Wednesday, February 21, 2018
News Roundup

Zephyrhills creating demolition ordinance for blighted sites

ZEPHYRHILLS — With the city facing a growing number of abandoned and derelict properties, officials have been working in recent months to alleviate the blight — and what in some cases have become unsanitary or otherwise hazardous conditions.

The city has demolished five such properties in recent months, following a procedure outlined by International Building Code. But with more demolitions on the horizon, city officials wanted to give both the city and property owners more protection with an updated city code.

On Monday night, the City Council unanimously approved on first reading an ordinance that more clearly addresses demolition procedure and gives property owners and lien holders an appeals process. The measure comes back for a final vote March 12.

"We've done more of these in the past six months than we've done probably in the last six years," City Manager Jim Drumm told council members. With more demolitions coming, he added, officials will likely see challenges from some interested parties.

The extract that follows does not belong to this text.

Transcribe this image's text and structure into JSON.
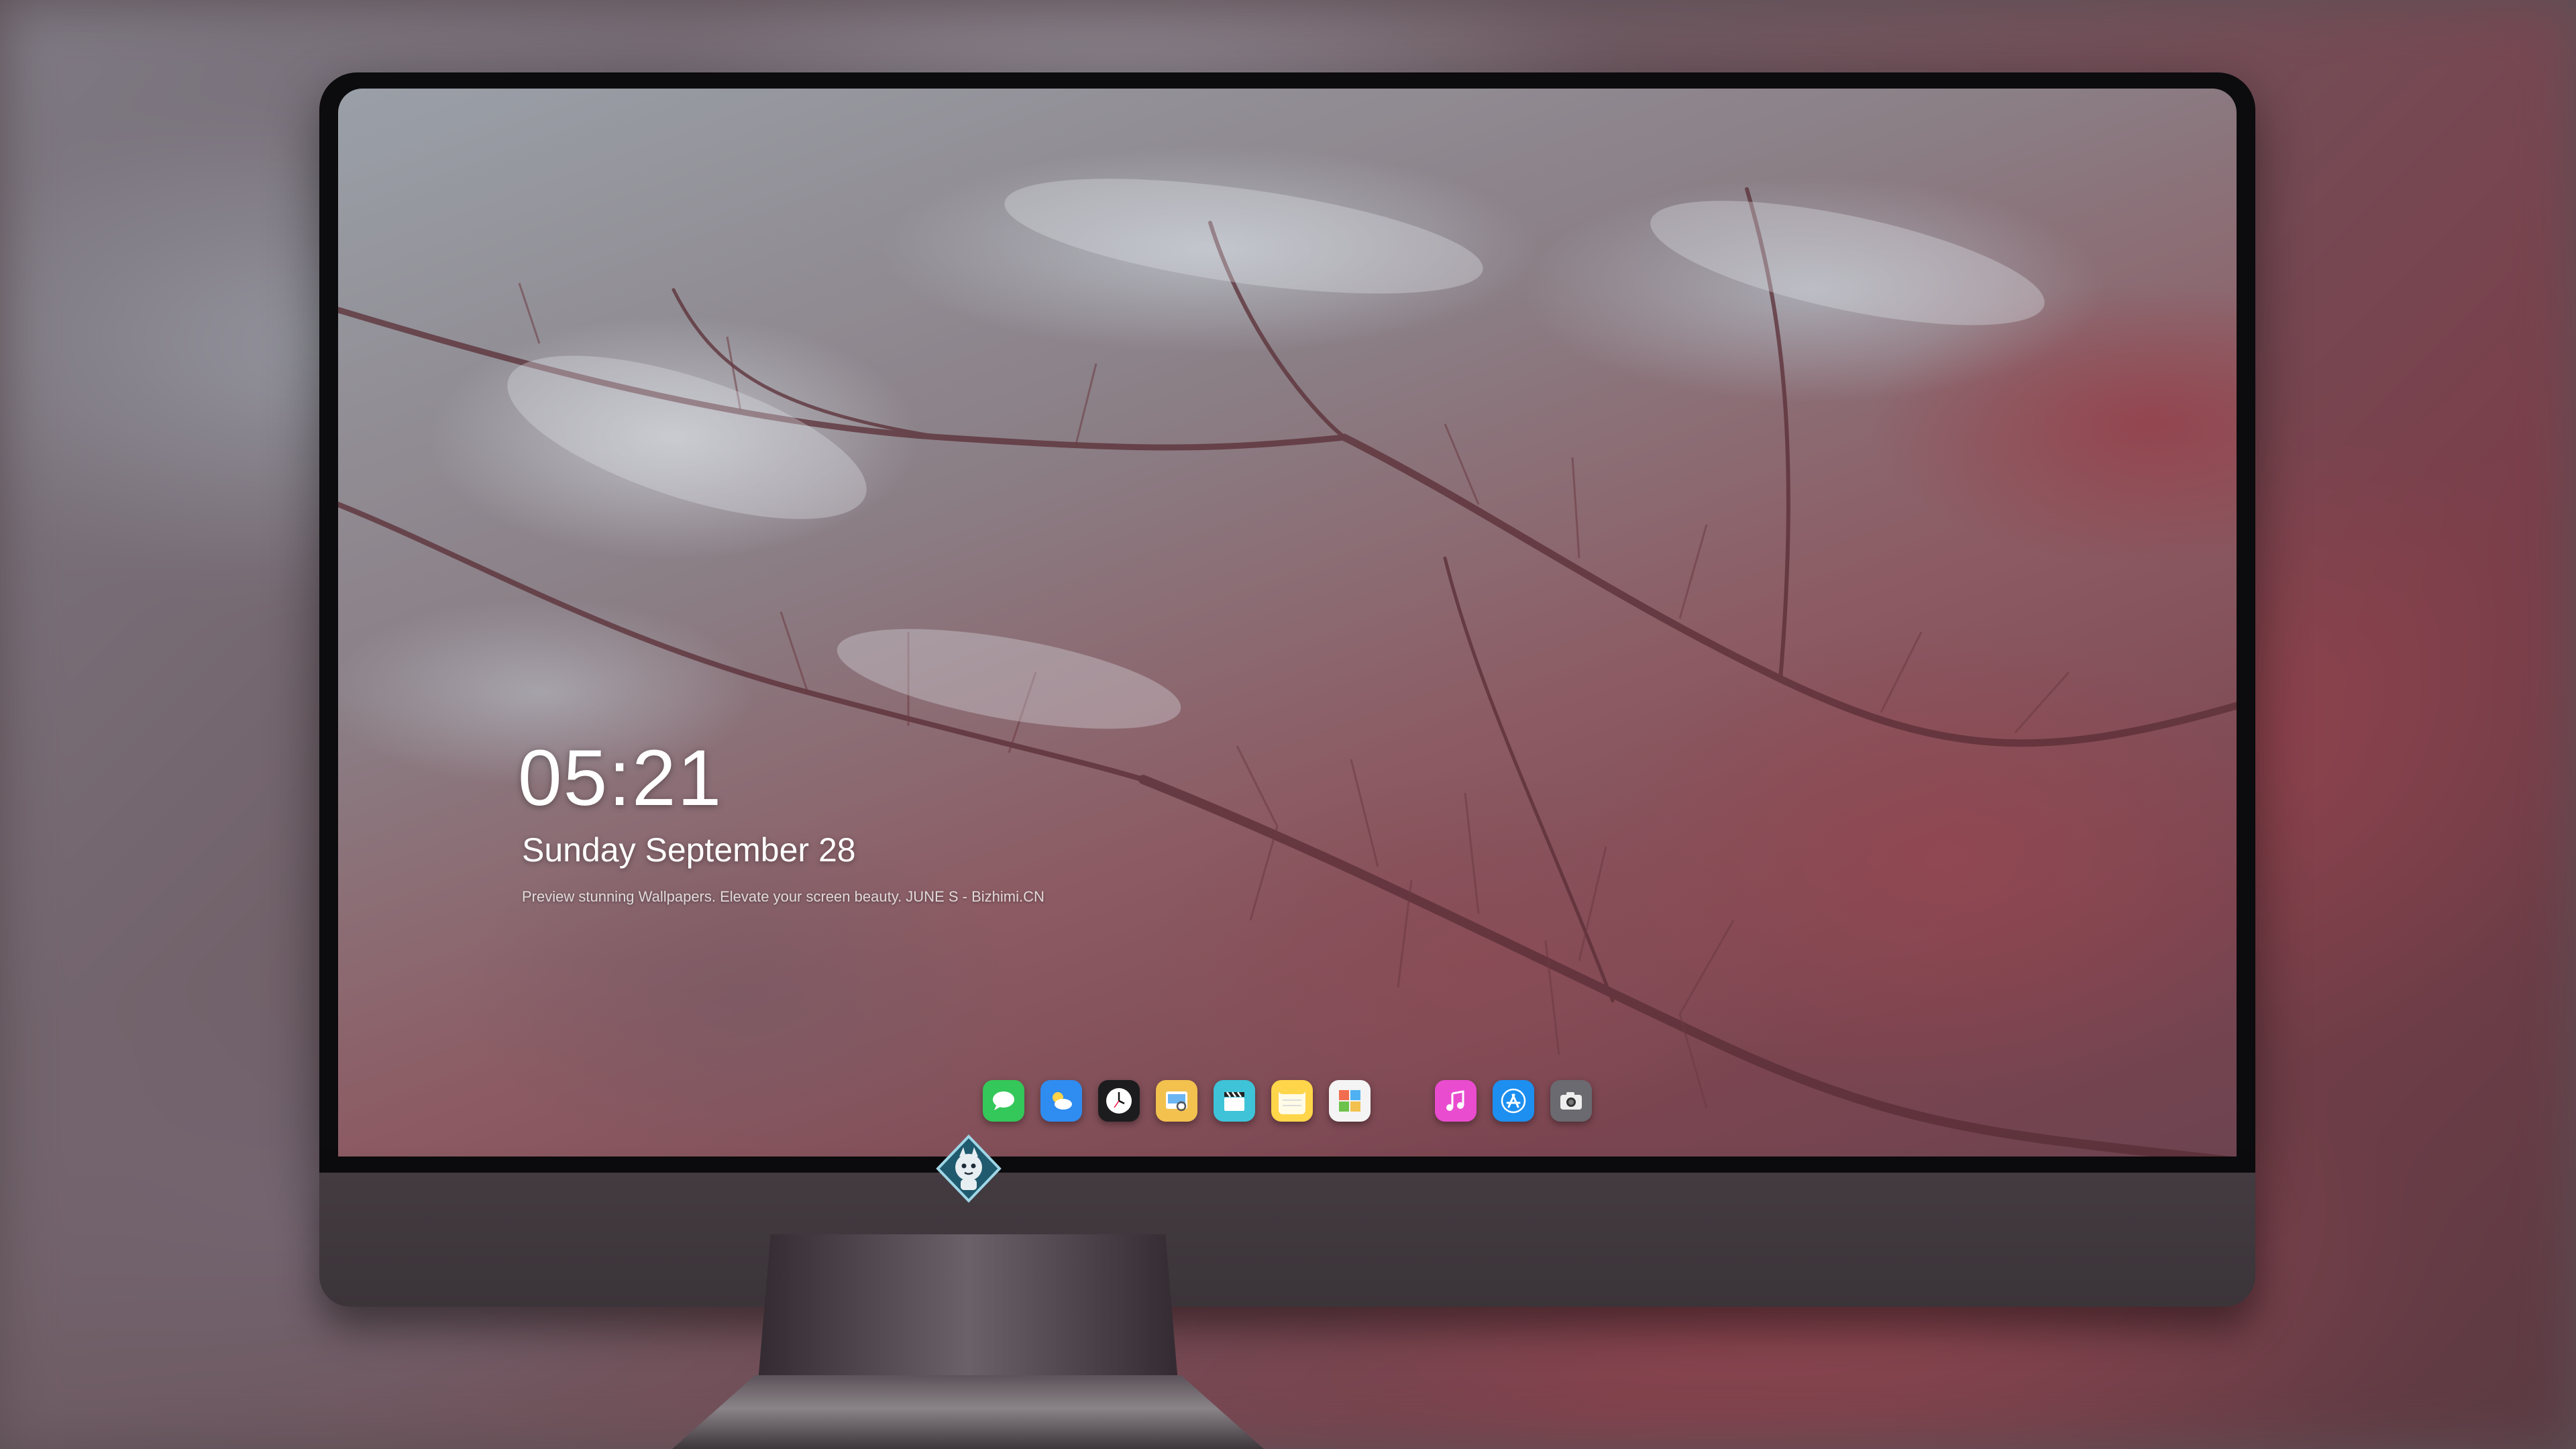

City Attorney Joe Poblick drew up an ordinance that closely resembles the one Pasco County has in place.

"It establishes an exact procedure," he said.

City building official Bill Burgess said the city is reviewing several more properties, but is currently in the process of targeting three more for demolition.

"We're looking all the time," he said during the meeting.

Demolition, the ordinance notes, is used only as an "extreme remedy" after a licensed building inspector has determined that the property is either dangerous or considered visual blight and the property value would be increased if the dilapidated building is condemned and removed.

The ordinance also requires that a notice to demolish is clearly posted on the property and all lien holders and owners are notified. Following that, it must be vacated and demolished and the site cleared within 60 days, or the city will do it at the owners' expense.

Interested parties have 30 days from the notice to appeal.

"I'm glad we're doing this," council member Lance Smith said before making the motion to approve the ordinance on first reading.